Humanity needs global goals that will motivate us to move further. Global warming fight is OK but not enough I think. Something great like "jump to stars now" and is required, no?
However, there's a sad fact about Dugin. He experienced a personal tragedy – his adult daughter was murdered, likely for political reasons. So, while I'm not a supporter of his ideas, I can never judge him for these ideas considering what he went through. Maybe advocating for these ideas is his way of surviving his tragedy.
I’ve always had a dark view of him. His writing gives me a veiled nihilist vibe. He seems like someone who is bitter about something. He lives in a fantasy world and wants people punished if it can’t be real.
Not a unique thing. This is the dark side of many idealists and romantics. The more someone lives in a dream the more they often hate the real world.
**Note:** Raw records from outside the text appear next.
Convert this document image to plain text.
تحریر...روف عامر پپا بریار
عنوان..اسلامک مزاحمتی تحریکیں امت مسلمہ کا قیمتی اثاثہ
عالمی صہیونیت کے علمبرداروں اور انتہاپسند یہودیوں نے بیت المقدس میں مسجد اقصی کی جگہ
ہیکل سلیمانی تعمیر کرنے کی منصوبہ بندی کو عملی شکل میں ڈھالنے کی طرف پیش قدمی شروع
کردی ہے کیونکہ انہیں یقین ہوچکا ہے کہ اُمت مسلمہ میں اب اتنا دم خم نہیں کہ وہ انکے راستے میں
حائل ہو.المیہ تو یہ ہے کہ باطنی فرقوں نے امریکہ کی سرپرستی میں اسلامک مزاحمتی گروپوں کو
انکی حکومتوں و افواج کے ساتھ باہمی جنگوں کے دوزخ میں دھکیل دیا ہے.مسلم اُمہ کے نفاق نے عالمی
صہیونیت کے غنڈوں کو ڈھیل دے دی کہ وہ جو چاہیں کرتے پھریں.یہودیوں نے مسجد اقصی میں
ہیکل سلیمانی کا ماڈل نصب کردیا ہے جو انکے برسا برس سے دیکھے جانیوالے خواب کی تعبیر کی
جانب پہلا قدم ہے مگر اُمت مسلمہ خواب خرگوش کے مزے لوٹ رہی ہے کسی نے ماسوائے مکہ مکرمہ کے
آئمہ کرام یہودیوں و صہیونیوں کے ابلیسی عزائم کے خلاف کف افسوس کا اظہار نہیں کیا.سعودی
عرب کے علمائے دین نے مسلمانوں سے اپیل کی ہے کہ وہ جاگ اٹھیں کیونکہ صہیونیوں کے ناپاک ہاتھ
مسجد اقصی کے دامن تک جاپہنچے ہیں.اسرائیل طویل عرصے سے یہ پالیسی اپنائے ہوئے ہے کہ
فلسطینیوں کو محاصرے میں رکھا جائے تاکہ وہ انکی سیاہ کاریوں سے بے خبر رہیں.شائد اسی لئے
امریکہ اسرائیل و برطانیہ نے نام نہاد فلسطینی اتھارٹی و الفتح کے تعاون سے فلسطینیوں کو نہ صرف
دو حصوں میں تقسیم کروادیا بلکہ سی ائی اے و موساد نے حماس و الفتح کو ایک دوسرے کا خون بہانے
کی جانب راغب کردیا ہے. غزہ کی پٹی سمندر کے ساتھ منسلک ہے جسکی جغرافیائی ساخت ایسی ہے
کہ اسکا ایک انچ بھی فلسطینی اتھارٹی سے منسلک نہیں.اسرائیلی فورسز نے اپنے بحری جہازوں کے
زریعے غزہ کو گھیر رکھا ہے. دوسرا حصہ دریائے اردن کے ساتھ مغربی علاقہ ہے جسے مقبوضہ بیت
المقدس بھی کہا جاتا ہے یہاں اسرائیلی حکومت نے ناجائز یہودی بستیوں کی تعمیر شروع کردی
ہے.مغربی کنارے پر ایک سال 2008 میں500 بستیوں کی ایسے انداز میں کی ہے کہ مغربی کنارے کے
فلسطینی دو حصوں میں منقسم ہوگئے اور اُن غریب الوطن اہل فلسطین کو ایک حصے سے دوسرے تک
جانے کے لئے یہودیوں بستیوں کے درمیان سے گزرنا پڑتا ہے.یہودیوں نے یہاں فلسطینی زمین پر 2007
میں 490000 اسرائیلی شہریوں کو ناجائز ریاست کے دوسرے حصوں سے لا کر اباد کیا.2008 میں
I agree that the attempt on his life is sad and I’m sure further radicalized him, though most of his ideas predate that. Who do you think it was? I always had three possibilities: Ukraine, anti war Russians, or the Putin regime itself for some reason.
You could say this about most societies. Just pick one of a million dimensions that a culture is likely to be an outlier in and blamo you got a radical society.
[1] https://en.wikipedia.org/wiki/Frank_J._Tipler
> According to [Frank Tipler], it is required, for the known laws of physics to be consistent, that intelligent life take over all matter in the universe and eventually force its collapse.
> During that collapse, the computational capacity of the universe diverges to infinity, and environments emulated with that computational capacity last for an infinite duration as the universe attains a cosmological singularity.
> With computational resources diverging to infinity, Tipler states that a society in the far future would be able to resurrect the dead by emulating alternative universes.
> Tipler identifies the Omega Point with God, since, in his view, the Omega Point has all the properties of God claimed by most traditional religions.
Putting aside the obvious semantic issues of resurrecting dead flesh (which version of the person are you allegedly bringing to life?), if I were resurrected, I would be extremely unhappy.
Neither option is actually reliable for the direction you want, cheap/"free" cryonics is even sketchier than usual, and someone might be able to pull a version of "you" from your writings and genetics. Probably doesn't count though.